I know what you’re thinking: “Rob,” you’re thinking, “What in the ripe fuck does any of this have to do with comic books?” Well, all this emotion I’m describing comes from seeing someone you merely hurt by breaking up with them. Peter Parker, however, in The Amazing Spider-Man # 121, at best failed to rescue Gwen Stacy, if he didn’t accidentally kill her himself in a botched rescue attempt. So when Peter meets and interacts with the still-living Ultimate Universe version of Gwen in Spider-Men #4? I simply didn’t buy it. But we’ll get to that in a minute.
There is no action whatsoever in this issue of Spider-Men, with writer Brian Michael Bendis taking almost the full 20 pages to explore the 616 Peter Parker’s interactions with the Ultimate Gwen Stacy and Aunt May. This is an intimate issue, taking place almost exclusively in May’s Queens home, with people basically talking around a table, which a cynical man might say means that Bendis is playing on his most familiar and well-trod turf.
Now, on paper, there is the potential for serious emotional dynamite in about three different directions here. First, you have May, Gwen and Mary Jane able to come face-to-face with Peter, the Ultimate Universe version of whom died with a lot left unsaid. On the other side, you have Peter able to talk to Gwen Stacy, who at best died terrified at the hands of the Green Goblin and at worst died by Peter’s own hand in the normal Marvel Universe. But almost none of it feels like is has the weight that such interactions would if they could actually happen.
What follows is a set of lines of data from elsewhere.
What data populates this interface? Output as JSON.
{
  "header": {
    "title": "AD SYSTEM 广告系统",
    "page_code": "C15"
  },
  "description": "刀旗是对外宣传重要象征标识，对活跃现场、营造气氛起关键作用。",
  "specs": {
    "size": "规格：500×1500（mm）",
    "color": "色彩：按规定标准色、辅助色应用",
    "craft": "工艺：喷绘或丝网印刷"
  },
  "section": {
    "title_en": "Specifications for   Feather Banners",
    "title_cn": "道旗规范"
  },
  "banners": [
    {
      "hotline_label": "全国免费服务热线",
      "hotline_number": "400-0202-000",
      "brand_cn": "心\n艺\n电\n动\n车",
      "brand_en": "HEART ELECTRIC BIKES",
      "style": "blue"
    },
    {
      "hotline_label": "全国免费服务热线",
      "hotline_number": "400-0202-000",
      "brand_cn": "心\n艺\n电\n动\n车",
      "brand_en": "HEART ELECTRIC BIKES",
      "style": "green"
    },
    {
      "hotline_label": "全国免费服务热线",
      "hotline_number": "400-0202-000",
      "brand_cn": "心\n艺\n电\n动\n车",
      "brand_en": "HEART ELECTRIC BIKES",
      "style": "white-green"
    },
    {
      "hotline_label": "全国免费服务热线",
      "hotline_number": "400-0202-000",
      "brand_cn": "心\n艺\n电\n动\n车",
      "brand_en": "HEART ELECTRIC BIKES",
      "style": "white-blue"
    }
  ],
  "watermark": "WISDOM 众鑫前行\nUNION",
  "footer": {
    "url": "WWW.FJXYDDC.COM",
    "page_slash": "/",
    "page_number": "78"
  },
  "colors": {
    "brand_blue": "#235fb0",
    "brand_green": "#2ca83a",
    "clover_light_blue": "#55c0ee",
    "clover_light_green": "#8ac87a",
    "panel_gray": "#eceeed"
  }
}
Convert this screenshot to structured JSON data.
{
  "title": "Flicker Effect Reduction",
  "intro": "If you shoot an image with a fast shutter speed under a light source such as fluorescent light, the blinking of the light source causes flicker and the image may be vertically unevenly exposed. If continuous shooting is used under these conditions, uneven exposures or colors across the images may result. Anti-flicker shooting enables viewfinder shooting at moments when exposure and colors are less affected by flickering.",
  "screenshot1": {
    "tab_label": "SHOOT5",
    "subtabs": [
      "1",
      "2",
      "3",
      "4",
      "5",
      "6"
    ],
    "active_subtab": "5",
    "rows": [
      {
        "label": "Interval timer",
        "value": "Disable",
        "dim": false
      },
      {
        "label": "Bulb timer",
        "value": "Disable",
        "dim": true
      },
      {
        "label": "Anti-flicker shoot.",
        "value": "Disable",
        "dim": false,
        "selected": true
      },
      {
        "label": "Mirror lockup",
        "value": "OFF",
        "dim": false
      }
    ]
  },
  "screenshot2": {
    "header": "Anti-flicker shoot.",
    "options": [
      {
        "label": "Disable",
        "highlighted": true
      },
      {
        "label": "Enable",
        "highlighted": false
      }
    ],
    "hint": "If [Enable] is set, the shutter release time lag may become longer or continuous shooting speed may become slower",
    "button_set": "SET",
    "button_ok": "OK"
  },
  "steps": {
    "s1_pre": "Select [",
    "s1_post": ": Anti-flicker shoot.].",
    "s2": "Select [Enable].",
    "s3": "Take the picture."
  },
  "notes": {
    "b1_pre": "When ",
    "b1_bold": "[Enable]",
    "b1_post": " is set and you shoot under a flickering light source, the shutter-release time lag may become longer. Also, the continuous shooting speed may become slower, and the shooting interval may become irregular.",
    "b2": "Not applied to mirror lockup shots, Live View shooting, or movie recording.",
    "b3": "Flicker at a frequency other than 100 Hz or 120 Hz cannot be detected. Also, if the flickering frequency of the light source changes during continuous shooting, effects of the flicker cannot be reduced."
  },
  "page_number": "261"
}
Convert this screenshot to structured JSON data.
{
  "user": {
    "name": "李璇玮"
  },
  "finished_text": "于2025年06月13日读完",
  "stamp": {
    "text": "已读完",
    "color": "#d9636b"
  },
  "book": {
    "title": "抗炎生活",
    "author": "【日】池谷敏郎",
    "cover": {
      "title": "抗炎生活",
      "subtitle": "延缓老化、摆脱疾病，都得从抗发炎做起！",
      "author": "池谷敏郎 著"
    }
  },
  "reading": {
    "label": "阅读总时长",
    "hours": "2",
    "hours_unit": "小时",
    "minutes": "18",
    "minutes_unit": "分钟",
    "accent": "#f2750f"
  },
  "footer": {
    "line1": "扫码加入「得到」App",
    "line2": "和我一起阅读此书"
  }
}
Sure, we see May pass out when she sees Peter, and we see her disbelieving that Peter’s actually Peter, but the height of the direct emotional contact between the two is when May says, “We lost you and we didn’t get to say goodbye,” before the conversation turns to the fact that Ultimate Peter was dating Kitty Pryde, and Peter’s reaction to that. And we see Peter dancing around in conversation with Gwen that she is dead in the 616, but then the conversation turns to that fact that Mary Jane is a supermodel in the regular Marvel Universe. The most realistic reaction we see to someone encountering someone who they have accepted as dead is when Mary Jane simply runs when she sees Peter, unwilling to face the situation, which is the reaction I need to fight when I run into old flames, and which is why I wear a hoodie and wraparound shades whenever I’m forced to go to my childhood hometown mall. But this isn’t about me, It’s about Spider-Man.